Alberto Fernandez dans les pas de Trump

L'Argentine vient d'interdire les transports aériens en provenance de la Chine et des autres pays asiatiques infectés, ainsi que de l'Europe et des USA

La mesure, prise à l'article 9 du Décret National d'Urgence (DNU) sanitaire publié hier soir, a pris tout le monde par surprise... à commencer par les fonctionnaires des ministères de la Santé et des Transports qui n'en avaient pas parlé la veille lors d'une réunion tenue avec les compagnies aériennes. Il est vrai qu'entre temps, Trump avait marqué le tempo et comme souvent, l'Argentine péronisto-bananière lui a mécaniquement emboîté le pas sans trop réfléchir, car le virus est déjà présent en Argentine et les premiers cas de contamination autochtone ont été annoncés, signe que l'épidémie va se répandre.
Toutes les compagnies aériennes étrangères opérant des lignes avec les pays concernés sont désormais interdites de vol pour 30 jours. Les seuls exemptés de cette interdiction sont la compagnie nationale  Aerolineas Argentinas, d'une part, et les résidents argentins se trouvant présentement à l'étranger et voulant rentrer au pays, d'autre part.
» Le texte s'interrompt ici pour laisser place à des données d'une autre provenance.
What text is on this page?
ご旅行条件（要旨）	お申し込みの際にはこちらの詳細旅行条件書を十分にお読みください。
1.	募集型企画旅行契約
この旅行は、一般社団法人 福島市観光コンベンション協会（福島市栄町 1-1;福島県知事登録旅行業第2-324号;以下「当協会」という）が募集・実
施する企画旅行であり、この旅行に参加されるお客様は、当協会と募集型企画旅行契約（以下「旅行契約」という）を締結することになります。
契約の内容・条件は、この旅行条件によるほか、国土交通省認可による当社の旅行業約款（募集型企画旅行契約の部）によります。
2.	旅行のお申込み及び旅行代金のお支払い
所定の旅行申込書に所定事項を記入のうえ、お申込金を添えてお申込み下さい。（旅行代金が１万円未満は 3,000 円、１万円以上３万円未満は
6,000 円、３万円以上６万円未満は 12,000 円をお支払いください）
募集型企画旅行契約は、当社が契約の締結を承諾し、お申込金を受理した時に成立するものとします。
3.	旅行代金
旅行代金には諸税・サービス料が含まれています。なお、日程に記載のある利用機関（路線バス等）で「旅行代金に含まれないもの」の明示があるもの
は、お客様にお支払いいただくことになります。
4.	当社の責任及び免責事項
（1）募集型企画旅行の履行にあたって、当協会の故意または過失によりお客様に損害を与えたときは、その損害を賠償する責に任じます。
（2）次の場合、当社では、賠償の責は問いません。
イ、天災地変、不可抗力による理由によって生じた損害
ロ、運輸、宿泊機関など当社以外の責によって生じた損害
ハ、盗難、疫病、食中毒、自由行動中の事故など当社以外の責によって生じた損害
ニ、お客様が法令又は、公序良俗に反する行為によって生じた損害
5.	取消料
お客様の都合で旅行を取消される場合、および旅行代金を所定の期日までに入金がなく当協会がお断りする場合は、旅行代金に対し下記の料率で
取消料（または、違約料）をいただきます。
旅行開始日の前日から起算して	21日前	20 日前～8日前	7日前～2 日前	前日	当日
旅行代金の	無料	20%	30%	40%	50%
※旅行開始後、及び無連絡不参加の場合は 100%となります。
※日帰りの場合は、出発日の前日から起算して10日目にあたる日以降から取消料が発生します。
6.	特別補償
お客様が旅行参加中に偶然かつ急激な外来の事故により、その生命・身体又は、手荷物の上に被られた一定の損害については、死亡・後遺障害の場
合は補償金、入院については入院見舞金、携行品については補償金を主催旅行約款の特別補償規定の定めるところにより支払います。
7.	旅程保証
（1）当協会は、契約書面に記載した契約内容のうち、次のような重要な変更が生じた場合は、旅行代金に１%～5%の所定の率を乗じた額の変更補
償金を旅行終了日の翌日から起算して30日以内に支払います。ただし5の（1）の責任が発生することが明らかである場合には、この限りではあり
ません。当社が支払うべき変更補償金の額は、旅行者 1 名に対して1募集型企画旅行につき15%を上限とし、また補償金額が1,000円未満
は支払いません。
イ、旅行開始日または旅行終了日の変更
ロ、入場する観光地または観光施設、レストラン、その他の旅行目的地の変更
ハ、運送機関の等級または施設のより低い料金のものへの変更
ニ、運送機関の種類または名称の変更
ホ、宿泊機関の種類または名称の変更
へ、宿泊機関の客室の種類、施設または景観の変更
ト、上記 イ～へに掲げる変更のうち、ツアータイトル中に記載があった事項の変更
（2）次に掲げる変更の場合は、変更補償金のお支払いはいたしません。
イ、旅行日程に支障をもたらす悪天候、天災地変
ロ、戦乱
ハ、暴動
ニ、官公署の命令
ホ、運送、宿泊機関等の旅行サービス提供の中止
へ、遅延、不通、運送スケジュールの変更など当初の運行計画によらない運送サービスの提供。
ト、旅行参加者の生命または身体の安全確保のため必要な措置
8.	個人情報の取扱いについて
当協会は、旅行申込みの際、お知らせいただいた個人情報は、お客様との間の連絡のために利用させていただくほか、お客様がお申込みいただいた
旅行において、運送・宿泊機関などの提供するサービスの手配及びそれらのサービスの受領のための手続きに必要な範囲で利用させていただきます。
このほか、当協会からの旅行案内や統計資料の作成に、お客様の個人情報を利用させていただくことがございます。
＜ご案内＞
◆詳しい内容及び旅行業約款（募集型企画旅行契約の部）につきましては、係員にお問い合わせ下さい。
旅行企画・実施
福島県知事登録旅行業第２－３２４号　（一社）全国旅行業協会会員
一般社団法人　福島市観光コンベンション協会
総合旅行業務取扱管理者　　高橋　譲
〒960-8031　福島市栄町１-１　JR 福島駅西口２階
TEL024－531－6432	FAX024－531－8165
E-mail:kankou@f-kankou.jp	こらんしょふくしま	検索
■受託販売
Or, à ce jour, ce sont uniquement des touristes argentins partis à l'étranger (surtout en Italie du Nord) qui ont rapporté le virus avec eux... Autrement dit, on exempte de la mesure d'interdiction d'entrée sur le territoire précisément la seule population dont il a été démontré qu'elle avait été le vecteur de l'introduction du virus dans le pays...
On va installer des caméras thermiques à l'aéroport d'Ezeiza, mais il n'est apparemment pas question de confiner les Argentins arrivant de l'étranger dans un environnement sécurisé à leur sortie de l'aéroport (par exemple dans des hôtels réquisitionnés) le temps de les tester systématiquement (test à réaliser deux fois à intervalle de quelques jours), ce qui serait la seule façon rationnelle de s'assurer qu'ils soient pas porteurs du virus.
Il y a quand même un point positif dans toute cette absurdité : le discours d'hier soir d'Alberto Fernandez n'a duré que six minutes, contrairement à celui de Manu-le-filandreux qui nous a baratiné pendant une demi-heure en parlant un peu de tout (de ses relations avec Trump, de l'Europe, des élections, des écoles, de la solidarité...) c'est-à-dire au final de pas grand chose. Tout comme Sarkozy et Hollande avant lui, le président se révèle un adepte du micro-management et de la communication compulsive au détriment d'une véritable vision stratégique.